The informant, P, shared this memorate during a heartfelt conversation surrounding grief and the intense emotions felt following the passing of a loved one. P explained that her experience occurred the night after the passing of her father, when she had a vivid dream in which her late father appeared. She believes this was not just a dream, but a real encounter with her father, who wanted to grant her strength before his reincarnation. To P, this dream provided her with emotional comfort during a difficult period of transition.


Analysis:

This is a memorate because it is telling a personal, supernatural experience that P believes to be real. Since the dream happened the night after the passing of P’s father, it occurred during a liminal period of emotional vulnerability and grief. The climbing of the Statue of Liberty reflects a journey of personal growth, and her brief conversation with her father helps provide her with both emotional closure and spiritual guidance. Her belief that her father was visiting her before his reincarnation reveals deeper cultural and spiritual beliefs about the afterlife. This memorate shows how dreams can help people cope and find guidance after the difficult transition of losing a loved one.

The Red Balloon Ghost Story

Nationality: American
Age: 20
Occupation: College Student
Residence: Los Angeles, CA
Language: English

My informant told me a story about her deceased Nana sending her red balloons for her birthday. Her Nana, whom she was very close to, passed away ten days after her 12th birthday. The next year, when her 13th birthday was approaching, she, my informant, felt a lot of grief, because the approach of her birthday meant that the anniversary of her Nana’s death was approaching as well. She prayed to God and her Nana to feel some comfort from her grief. The next day, when she came home from school, there were a bunch of red balloons in the tree in front of her house. My informant told me, “Red was my favorite color, and they were birthday balloons; one or two said “Happy Birthday.” She only took one of the plain red balloons: “because I did not want to be greedy.” That night, she prayed that the balloon would float for seven or ten days (she could not remember the exact amount of time) and the balloon stayed afloat for the amount of time she had prayed for.

Context:

My informant shared with me that she grew up with strong Christian roots. She was Catholic and attended the Catholic Church for several years when she was young before her family switched to a Protestant Church. She told me that she had developed the habit of praying to God to give her a sign as proof of His existence or to help her make big decisions when she was going through rough times.

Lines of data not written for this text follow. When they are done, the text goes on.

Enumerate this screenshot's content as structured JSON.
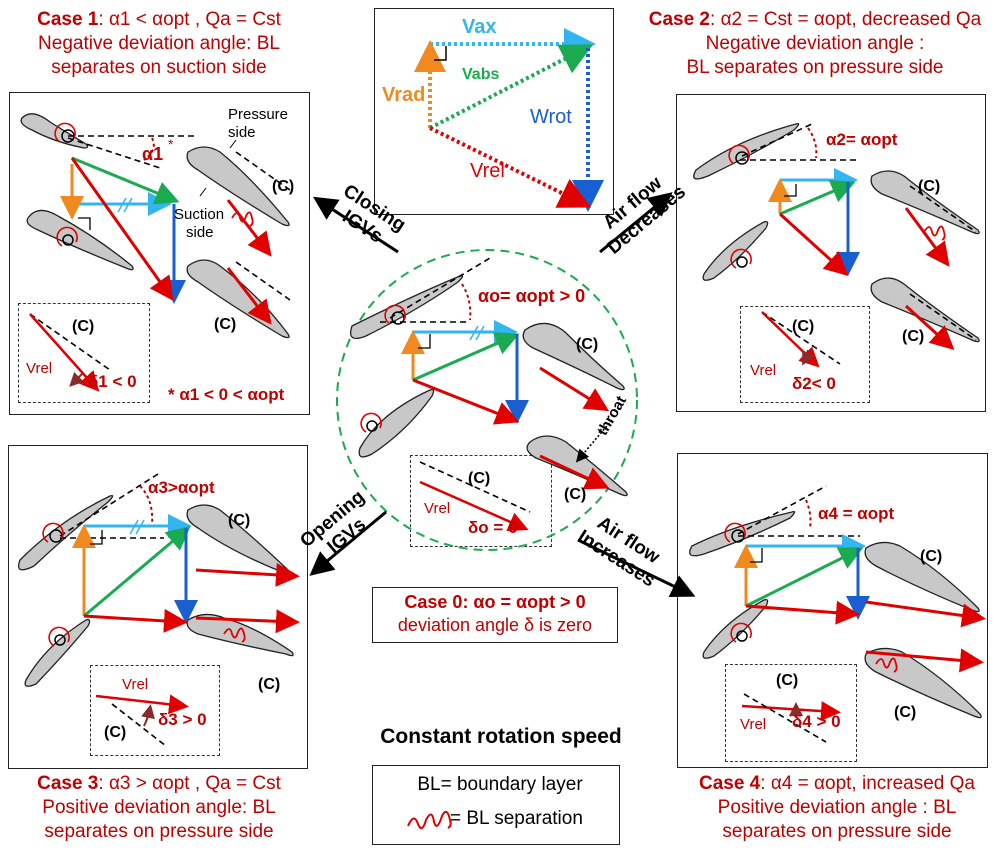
{
  "case1": {
    "title": "Case 1",
    "alpha_cond": ": α1 < αopt , Qa = Cst",
    "line2": "Negative deviation angle: BL",
    "line3": "separates on suction side",
    "alpha_label": "α1",
    "asterisk": "*",
    "pressure": "Pressure",
    "pressure2": "side",
    "suction": "Suction",
    "suction2": "side",
    "delta": "δ1 < 0",
    "footnote": "* α1 < 0 < αopt",
    "c": "(C)"
  },
  "case2": {
    "title": "Case 2",
    "alpha_cond": ": α2 = Cst = αopt, decreased Qa",
    "line2": "Negative deviation angle :",
    "line3": "BL separates on pressure side",
    "alpha_label": "α2= αopt",
    "delta": "δ2< 0",
    "c": "(C)"
  },
  "case3": {
    "title": "Case 3",
    "alpha_cond": ": α3 > αopt , Qa = Cst",
    "line2": "Positive deviation angle: BL",
    "line3": "separates on pressure side",
    "alpha_label": "α3>αopt",
    "delta": "δ3 > 0",
    "c": "(C)"
  },
  "case4": {
    "title": "Case 4",
    "alpha_cond": ": α4 = αopt, increased Qa",
    "line2": "Positive deviation angle : BL",
    "line3": "separates on pressure side",
    "alpha_label": "α4 = αopt",
    "delta": "δ4 > 0",
    "c": "(C)"
  },
  "case0": {
    "title": "Case 0",
    "alpha_cond": ": αo = αopt > 0",
    "line2": "deviation angle δ is zero",
    "alpha_label": "αo= αopt > 0",
    "delta": "δo = 0",
    "throat": "throat",
    "c": "(C)"
  },
  "velocity": {
    "v_ax": "Vax",
    "v_abs": "Vabs",
    "v_rad": "Vrad",
    "w_rot": "Wrot",
    "v_rel": "Vrel"
  },
  "arrows": {
    "closing": "Closing",
    "closing2": "IGVs",
    "opening": "Opening",
    "opening2": "IGVs",
    "decreases": "Air flow",
    "decreases2": "Decreases",
    "increases": "Air flow",
    "increases2": "Increases"
  },
  "title": "Constant rotation speed",
  "legend": {
    "bl": "BL= boundary layer",
    "sep": "= BL separation"
  },
  "colors": {
    "red": "#e00000",
    "green": "#1aaa50",
    "blue": "#1a5fd0",
    "cyan": "#33b5f0",
    "orange": "#f08a1e",
    "blade": "#c8c8c8",
    "caption": "#c00000",
    "circle_dash": "#1aaa50"
  }
}
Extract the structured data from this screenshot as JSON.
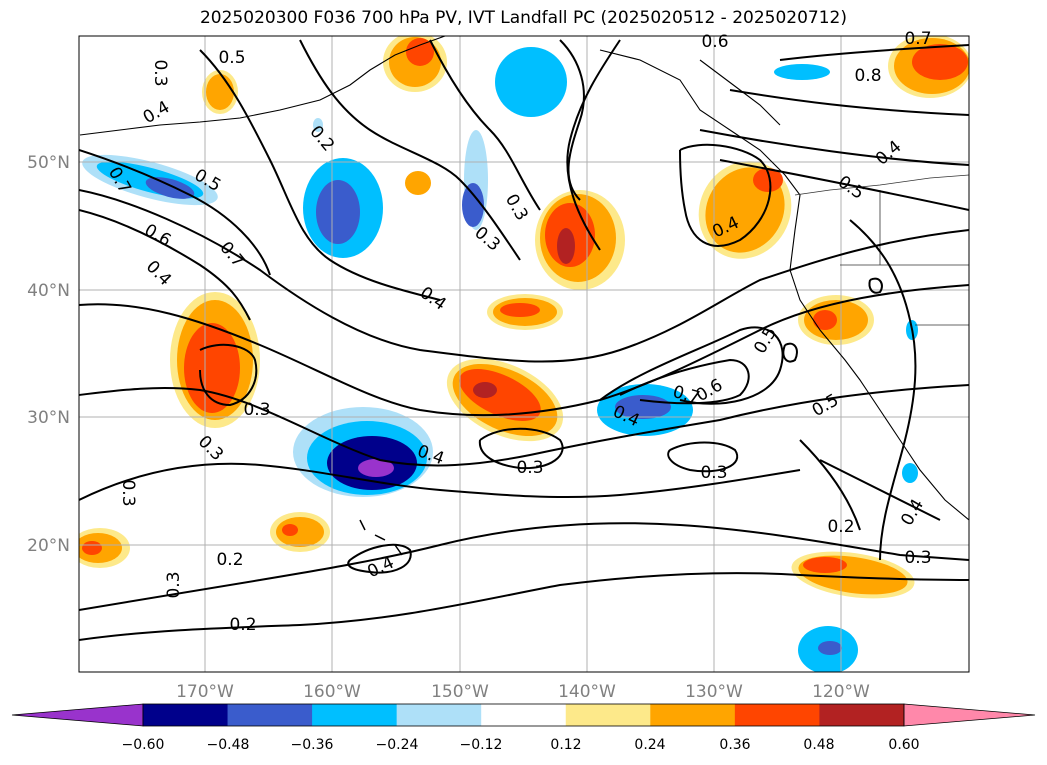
{
  "title": "2025020300 F036 700 hPa PV, IVT Landfall PC (2025020512 - 2025020712)",
  "map": {
    "lat_labels": [
      "50°N",
      "40°N",
      "30°N",
      "20°N"
    ],
    "lon_labels": [
      "170°W",
      "160°W",
      "150°W",
      "140°W",
      "130°W",
      "120°W"
    ],
    "contour_labels": [
      "0.5",
      "0.3",
      "0.4",
      "0.2",
      "0.5",
      "0.7",
      "0.6",
      "0.4",
      "0.7",
      "0.3",
      "0.3",
      "0.3",
      "0.4",
      "0.3",
      "0.3",
      "0.2",
      "0.3",
      "0.2",
      "0.4",
      "0.4",
      "0.3",
      "0.7",
      "0.6",
      "0.4",
      "0.5",
      "0.3",
      "0.4",
      "0.5",
      "0.5",
      "0.2",
      "0.3",
      "0.4",
      "0.6",
      "0.8",
      "0.7",
      "0.4"
    ]
  },
  "colorbar": {
    "ticks": [
      "−0.60",
      "−0.48",
      "−0.36",
      "−0.24",
      "−0.12",
      "0.12",
      "0.24",
      "0.36",
      "0.48",
      "0.60"
    ],
    "colors": [
      "#9933cc",
      "#00008b",
      "#3a5ccc",
      "#00bfff",
      "#aee0f8",
      "#ffffff",
      "#fde98a",
      "#ffa500",
      "#ff4500",
      "#b22222",
      "#ff88aa"
    ]
  }
}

The balloons appeared when she prayed to her deceased grandmother My informant has shared this story with her mother and her mother shared other memorates with her about supernatural events regarding her Nana.

Analysis:

My informant presented this story to me as a ghost story, however, I would argue that there are sign superstition elements to it: praying to her grandmother and then finding the red balloons in front of her house. There is a supernatural element to her story, though, too: the balloons being her favorite color and the one balloon lasting the length of time she wanted it too. One can argue that the spirit of her Nana brought her these balloons for her birthday, therefore making it somewhat of a ghost story. In class, we talked about ghosts/spirits are mostly vengeful and to haunt the living, but I wonder if it is a possibility that there are some spirits that present themselves, specifically to their loved ones, to bring support and to show the living that they are not alone (in a positive way).